Был только один христианин — тот, кто умер на кресте; больше христиан не было.

Фридрих Ницше

Глава 1

Израиль. Наши дни. Эйн-Бокек.

Здесь все говорили по мобильным телефонам. Все. Женщины, мужчины, дети: разморенные или раздраженные ничегонеделанием, апрельской жарой, глицериновым зеркалом Мертвого моря, плещущим в нескольких десятках метров от приткнувшихся к дороге ресторанчиков и магазинов.

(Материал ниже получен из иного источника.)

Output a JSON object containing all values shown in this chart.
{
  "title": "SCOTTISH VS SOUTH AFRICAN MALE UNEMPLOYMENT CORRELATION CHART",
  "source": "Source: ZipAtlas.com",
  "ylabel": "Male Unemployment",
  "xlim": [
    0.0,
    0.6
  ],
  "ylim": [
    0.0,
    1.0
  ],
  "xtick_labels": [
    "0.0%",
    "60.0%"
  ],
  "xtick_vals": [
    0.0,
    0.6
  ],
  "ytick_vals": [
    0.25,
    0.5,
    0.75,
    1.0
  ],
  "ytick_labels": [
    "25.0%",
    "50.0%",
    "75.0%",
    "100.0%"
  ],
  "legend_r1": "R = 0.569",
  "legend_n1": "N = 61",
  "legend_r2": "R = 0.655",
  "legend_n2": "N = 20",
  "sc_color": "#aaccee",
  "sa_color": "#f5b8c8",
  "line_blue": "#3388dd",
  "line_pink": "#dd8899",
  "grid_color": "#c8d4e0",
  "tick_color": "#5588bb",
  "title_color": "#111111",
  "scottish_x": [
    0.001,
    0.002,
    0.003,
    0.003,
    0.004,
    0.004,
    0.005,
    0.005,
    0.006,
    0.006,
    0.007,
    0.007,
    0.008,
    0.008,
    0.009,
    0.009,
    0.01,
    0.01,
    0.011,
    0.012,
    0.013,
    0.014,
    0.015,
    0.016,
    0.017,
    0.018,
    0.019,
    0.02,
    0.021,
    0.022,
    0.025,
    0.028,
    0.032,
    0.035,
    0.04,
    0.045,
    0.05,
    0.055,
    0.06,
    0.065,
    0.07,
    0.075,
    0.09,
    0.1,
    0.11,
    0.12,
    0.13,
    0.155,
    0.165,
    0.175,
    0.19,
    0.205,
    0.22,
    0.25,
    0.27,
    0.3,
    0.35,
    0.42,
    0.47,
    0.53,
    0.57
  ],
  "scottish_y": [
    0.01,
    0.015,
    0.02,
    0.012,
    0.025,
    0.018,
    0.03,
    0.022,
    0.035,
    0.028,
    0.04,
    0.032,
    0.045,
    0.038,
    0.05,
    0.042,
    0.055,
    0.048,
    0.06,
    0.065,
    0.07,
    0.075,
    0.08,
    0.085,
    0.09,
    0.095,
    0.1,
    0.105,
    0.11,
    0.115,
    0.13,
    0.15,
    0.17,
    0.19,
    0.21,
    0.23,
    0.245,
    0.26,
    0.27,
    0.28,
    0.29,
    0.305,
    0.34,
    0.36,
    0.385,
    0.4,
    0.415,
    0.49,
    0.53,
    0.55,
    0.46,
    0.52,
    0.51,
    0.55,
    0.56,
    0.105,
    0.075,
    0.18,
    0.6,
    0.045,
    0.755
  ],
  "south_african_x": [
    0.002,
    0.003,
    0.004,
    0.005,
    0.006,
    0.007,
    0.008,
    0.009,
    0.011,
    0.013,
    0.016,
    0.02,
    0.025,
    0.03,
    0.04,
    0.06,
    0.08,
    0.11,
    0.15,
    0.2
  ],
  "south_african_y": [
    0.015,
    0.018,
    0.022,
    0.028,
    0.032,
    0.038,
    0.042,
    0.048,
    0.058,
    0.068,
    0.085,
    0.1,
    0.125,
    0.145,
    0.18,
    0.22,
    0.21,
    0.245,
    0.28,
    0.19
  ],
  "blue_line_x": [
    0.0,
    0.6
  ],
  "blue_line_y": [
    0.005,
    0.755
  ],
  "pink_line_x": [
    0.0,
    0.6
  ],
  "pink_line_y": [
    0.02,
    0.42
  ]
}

Утро обещало стать обжигающим. Солнце апельсиновым шаром зависло над Эйн-Бокеком. Курорт ожил, зашипели кофеварки, туристы, словно муравьи, засновали между морем, отелями и ресторанами, подняли жалюзи магазинчики, торгующие лечебными грязями и солями, DVD-дисками, сувенирами и разнообразной пляжной ерундой. Как известно, утренняя чашка кофе — лучшее время, чтобы сделать обязательные и необязательные звонки. Казалось, все пространство вокруг наполнено невидимыми радиоволнами, и это от них, а не от нагревающегося подсоленного воздуха, горизонт дрожит и расплывается маревом.

Человеку, которого сейчас звали Вальтером, хотелось достать из стоявшей у ног сумки пистолет и начать палить по толпе. В такие минуты нужно было бы выпить и завалиться куда-нибудь на сеновал с грудастой голландкой, могучей и страстной — утопить агрессию в пышной плоти. Но здесь, в этом странном месте, которое только по ошибке можно было назвать курортом, сеновала не было. Была жара, специфический запашок от здешней лечебной грязи (которой густо намазывались жаждущие исцеления туристы) да многоголосый говор на добром десятке языков. Возможно, что и голландки здесь нашлись бы, но ни желания, ни времени искать их не было.

Вальтер-Карл

Вальтер облизнул пересохшие от ненависти губы и сделал несколько глотков ледяной кока-колы. Сладкая, колючая влага проскочила по горлу и канула в желудок, не принеся облегчения. Как же хотелось выпить, и не этой дряни, а чего-нибудь покрепче… Но нельзя, нельзя… Следовало сосчитать до десяти.

А еще лучше — до ста десяти. Чтобы успокоиться и не наделать глупостей.